# Dry skin on legs



## wvpumpkin (Apr 8, 2008)

My legs look leopardy and dry. What is the best moistuizer that will soften,smooth out and make my legs glow instead of looking dull??? They look this way even without tanner on, but the tanner does enhance the lines/splotchy look. Please help. How do I get the hydrated? I don't like any of the oil of olay cream/oil body washes. thanks


----------



## Aprill (Apr 8, 2008)

https://forum.makeuptalk.com/f29...light=dry+legs

https://forum.makeuptalk.com/f29...light=dry+legs

https://forum.makeuptalk.com/f29...light=dry+legs

https://forum.makeuptalk.com/f29...light=dry+legs

https://forum.makeuptalk.com/f29...light=dry+legs

https://forum.makeuptalk.com/f29...light=dry+legs

https://forum.makeuptalk.com/f29...light=dry+legs


----------



## magosienne (Apr 9, 2008)

thanks for the links Aprill !


----------



## mowgli (Apr 10, 2008)

exfoliate and moisturise!


----------



## natatatt (Apr 14, 2008)

Definitely pure shea butter...you have to melt it, but it is great


----------



## bunnylover (Apr 22, 2008)

Its kinda pricey but I use dermalogica's body lotion (w/AHA) or dermalogica's ultra body lotion.

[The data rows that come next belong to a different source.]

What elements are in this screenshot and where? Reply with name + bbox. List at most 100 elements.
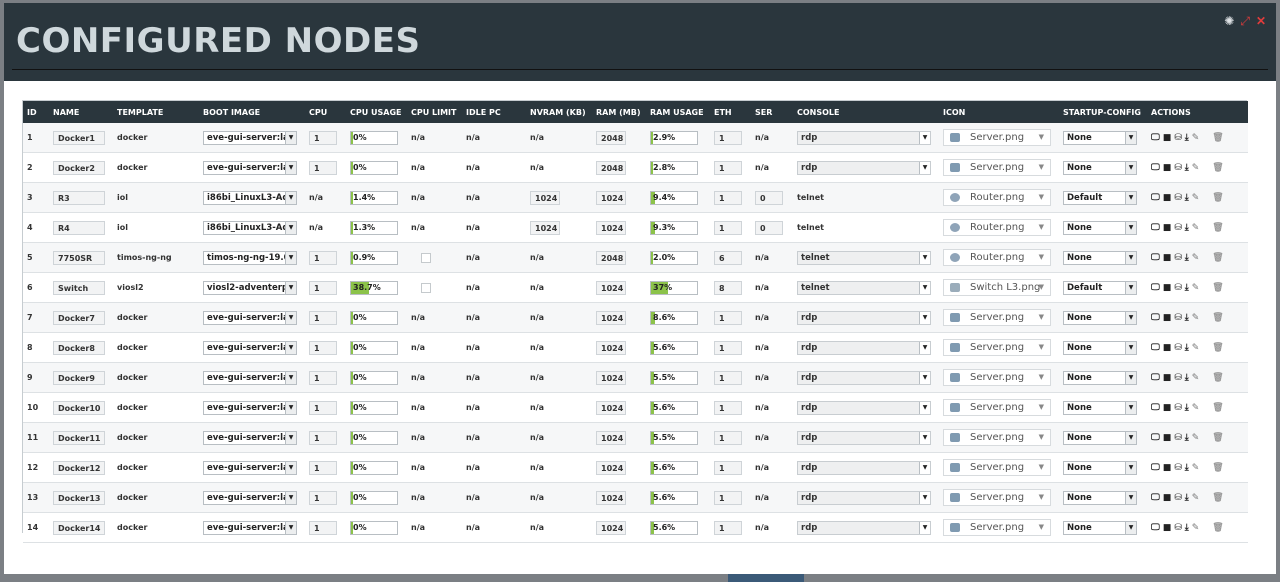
cpu-input[interactable]: 1 xyxy=(309,280,337,295)
edit-icon[interactable]: ✎ xyxy=(1192,493,1200,503)
wipe-icon[interactable]: ⛁ xyxy=(1174,433,1182,443)
cpu-input[interactable]: 1 xyxy=(309,460,337,475)
trash-icon[interactable]: 🗑 xyxy=(1212,433,1223,443)
console-icon[interactable]: 🖵 xyxy=(1151,133,1160,143)
wipe-icon[interactable]: ⛁ xyxy=(1174,283,1182,293)
trash-icon[interactable]: 🗑 xyxy=(1212,463,1223,473)
eth-input[interactable]: 1 xyxy=(714,400,742,415)
startup-config-select[interactable]: None ▼ xyxy=(1063,520,1137,535)
edit-icon[interactable]: ✎ xyxy=(1192,223,1200,233)
console-icon[interactable]: 🖵 xyxy=(1151,403,1160,413)
eth-input[interactable]: 1 xyxy=(714,430,742,445)
export-icon[interactable]: ⤓ xyxy=(1185,463,1189,473)
cpu-input[interactable]: 1 xyxy=(309,430,337,445)
expand-icon[interactable]: ⤢ xyxy=(1240,15,1250,27)
cpu-input[interactable]: 1 xyxy=(309,160,337,175)
edit-icon[interactable]: ✎ xyxy=(1192,433,1200,443)
console-select[interactable]: telnet ▼ xyxy=(797,280,931,295)
ram-input[interactable]: 1024 xyxy=(596,220,626,235)
startup-config-select[interactable]: None ▼ xyxy=(1063,250,1137,265)
ram-input[interactable]: 1024 xyxy=(596,460,626,475)
startup-config-select[interactable]: None ▼ xyxy=(1063,160,1137,175)
edit-icon[interactable]: ✎ xyxy=(1192,463,1200,473)
close-icon[interactable]: ✕ xyxy=(1256,15,1266,27)
console-icon[interactable]: 🖵 xyxy=(1151,523,1160,533)
edit-icon[interactable]: ✎ xyxy=(1192,313,1200,323)
ram-input[interactable]: 2048 xyxy=(596,160,626,175)
export-icon[interactable]: ⤓ xyxy=(1185,403,1189,413)
startup-config-select[interactable]: None ▼ xyxy=(1063,370,1137,385)
icon-select[interactable]: Server.png ▼ xyxy=(943,489,1051,506)
edit-icon[interactable]: ✎ xyxy=(1192,253,1200,263)
console-icon[interactable]: 🖵 xyxy=(1151,373,1160,383)
console-icon[interactable]: 🖵 xyxy=(1151,343,1160,353)
boot-image-select[interactable]: viosl2-adventerpri ▼ xyxy=(203,280,297,295)
console-select[interactable]: rdp ▼ xyxy=(797,310,931,325)
startup-config-select[interactable]: None ▼ xyxy=(1063,220,1137,235)
edit-icon[interactable]: ✎ xyxy=(1192,163,1200,173)
console-icon[interactable]: 🖵 xyxy=(1151,433,1160,443)
console-icon[interactable]: 🖵 xyxy=(1151,283,1160,293)
console-icon[interactable]: 🖵 xyxy=(1151,163,1160,173)
stop-icon[interactable]: ■ xyxy=(1163,223,1172,233)
eth-input[interactable]: 1 xyxy=(714,190,742,205)
stop-icon[interactable]: ■ xyxy=(1163,373,1172,383)
export-icon[interactable]: ⤓ xyxy=(1185,133,1189,143)
export-icon[interactable]: ⤓ xyxy=(1185,223,1189,233)
boot-image-select[interactable]: eve-gui-server:lat ▼ xyxy=(203,460,297,475)
name-input[interactable]: Docker8 xyxy=(53,340,105,355)
wipe-icon[interactable]: ⛁ xyxy=(1174,223,1182,233)
trash-icon[interactable]: 🗑 xyxy=(1212,253,1223,263)
trash-icon[interactable]: 🗑 xyxy=(1212,343,1223,353)
eth-input[interactable]: 1 xyxy=(714,460,742,475)
name-input[interactable]: Docker2 xyxy=(53,160,105,175)
trash-icon[interactable]: 🗑 xyxy=(1212,193,1223,203)
startup-config-select[interactable]: None ▼ xyxy=(1063,130,1137,145)
icon-select[interactable]: Server.png ▼ xyxy=(943,429,1051,446)
boot-image-select[interactable]: i86bi_LinuxL3-Adv ▼ xyxy=(203,190,297,205)
wipe-icon[interactable]: ⛁ xyxy=(1174,403,1182,413)
ram-input[interactable]: 1024 xyxy=(596,310,626,325)
ser-input[interactable]: 0 xyxy=(755,220,783,235)
wipe-icon[interactable]: ⛁ xyxy=(1174,373,1182,383)
stop-icon[interactable]: ■ xyxy=(1163,253,1172,263)
export-icon[interactable]: ⤓ xyxy=(1185,523,1189,533)
icon-select[interactable]: Server.png ▼ xyxy=(943,159,1051,176)
ser-input[interactable]: 0 xyxy=(755,190,783,205)
eth-input[interactable]: 6 xyxy=(714,250,742,265)
cpu-input[interactable]: 1 xyxy=(309,490,337,505)
edit-icon[interactable]: ✎ xyxy=(1192,133,1200,143)
boot-image-select[interactable]: eve-gui-server:lat ▼ xyxy=(203,340,297,355)
cpu-limit-checkbox[interactable] xyxy=(421,282,431,293)
icon-select[interactable]: Switch L3.png ▼ xyxy=(943,279,1051,296)
edit-icon[interactable]: ✎ xyxy=(1192,343,1200,353)
boot-image-select[interactable]: eve-gui-server:lat ▼ xyxy=(203,430,297,445)
stop-icon[interactable]: ■ xyxy=(1163,493,1172,503)
console-icon[interactable]: 🖵 xyxy=(1151,313,1160,323)
stop-icon[interactable]: ■ xyxy=(1163,163,1172,173)
console-icon[interactable]: 🖵 xyxy=(1151,193,1160,203)
name-input[interactable]: Docker12 xyxy=(53,460,105,475)
export-icon[interactable]: ⤓ xyxy=(1185,163,1189,173)
wipe-icon[interactable]: ⛁ xyxy=(1174,313,1182,323)
trash-icon[interactable]: 🗑 xyxy=(1212,163,1223,173)
ram-input[interactable]: 1024 xyxy=(596,490,626,505)
startup-config-select[interactable]: Default ▼ xyxy=(1063,280,1137,295)
ram-input[interactable]: 1024 xyxy=(596,280,626,295)
cpu-input[interactable]: 1 xyxy=(309,370,337,385)
console-icon[interactable]: 🖵 xyxy=(1151,253,1160,263)
export-icon[interactable]: ⤓ xyxy=(1185,493,1189,503)
console-select[interactable]: telnet ▼ xyxy=(797,250,931,265)
icon-select[interactable]: Router.png ▼ xyxy=(943,219,1051,236)
cpu-input[interactable]: 1 xyxy=(309,130,337,145)
cpu-input[interactable]: 1 xyxy=(309,250,337,265)
export-icon[interactable]: ⤓ xyxy=(1185,343,1189,353)
console-select[interactable]: rdp ▼ xyxy=(797,460,931,475)
wipe-icon[interactable]: ⛁ xyxy=(1174,493,1182,503)
stop-icon[interactable]: ■ xyxy=(1163,523,1172,533)
ram-input[interactable]: 2048 xyxy=(596,250,626,265)
boot-image-select[interactable]: eve-gui-server:lat ▼ xyxy=(203,400,297,415)
trash-icon[interactable]: 🗑 xyxy=(1212,493,1223,503)
ram-input[interactable]: 1024 xyxy=(596,340,626,355)
cpu-limit-checkbox[interactable] xyxy=(421,252,431,263)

Whatgreatskin.com is the cheapest place i found them available.


----------



## sweetnsexy6953 (Apr 22, 2008)

I really love Dove Cream Oil. I know you said that you don't really like stuff like that but trust me it works. It also has a great smell as well.


----------



## brewgrl (Apr 22, 2008)

I was going to mention exfoliating!!! I use an exfoliating hydro towel. Jergens makes a great moisturizing body wash. be sure yo rinse well before using self tanner because extra oils will leave blotchy marks on your legs!


----------



## Sporkle (Apr 22, 2008)

Soap and Glory sugar scrub?? I know it's not a moisturiser but it does work wonders. It smells like sweets too!!


----------



## Adrienne (Apr 22, 2008)

I know you don't oily stuff but right when I finish taking a shower i put baby oil while my skin is still wet and pat myself dry with a towel. I then use Johnson's baby oil lotion. I have oily skin and this is literally the only stuff that gives my legs a natural sheen without feeling or looking oily and mind you I really hate anything oily (I have oily face and hair, gross)


----------



## Runlinds (Apr 23, 2008)

I have this problem too....seems like no matter how thick the lotion I buy is, my legs are always dry.


----------



## msmack (Apr 25, 2008)

Originally Posted by *natatatt* /img/forum/go_quote.gif Definitely pure shea butter...you have to melt it, but it is great You can also melt it with sweet almond oil to make it a bit more spreadable.


----------



## ath3na2K8 (Apr 25, 2008)

exfoliate with sugar mixed in baby oil.

or

after shower apply baby oil and towel dry.


----------



## missjade (Jun 24, 2008)

i hate when i shave my legs (and i mean take about 15 mins makin sure evry bit of hait is removed) and after moisturising my legs still feel prickley..........i dont want to b lyin with my man and feel like a cactus!!! anyone else the same? lol


----------



## Aniger86 (Jun 29, 2008)

Yep, exfoliate to get rid of dead skin and smooth out any rough skin and then moisturize to keep skin soft and smooth. Try a exfoliater that is oil based (like The Body Shop's Aromatherapy Uplifting Salt Scrub). They tend to be more expensive but would definately be more smoothing for your skin. Finish with a moisturizing moisturizer like The Body Shop's Shea Body Butter. If you worry about oiliness or stickyness of moisturizers that are too thick, wear a pair of tights/long pants so that the moisturizer won't transfer to your bed sheets at night. I use socks when I apply vasaline on my dry feet at night.


----------



## fiercely (Jun 29, 2008)

I highly recommend using Nivea Soft Moisturizing Creme. Buy Nivea Soft Moisturizing Creme Online at drugstore.com

It has a light but nice smell, and makes me feel moisturized for most of the day.


----------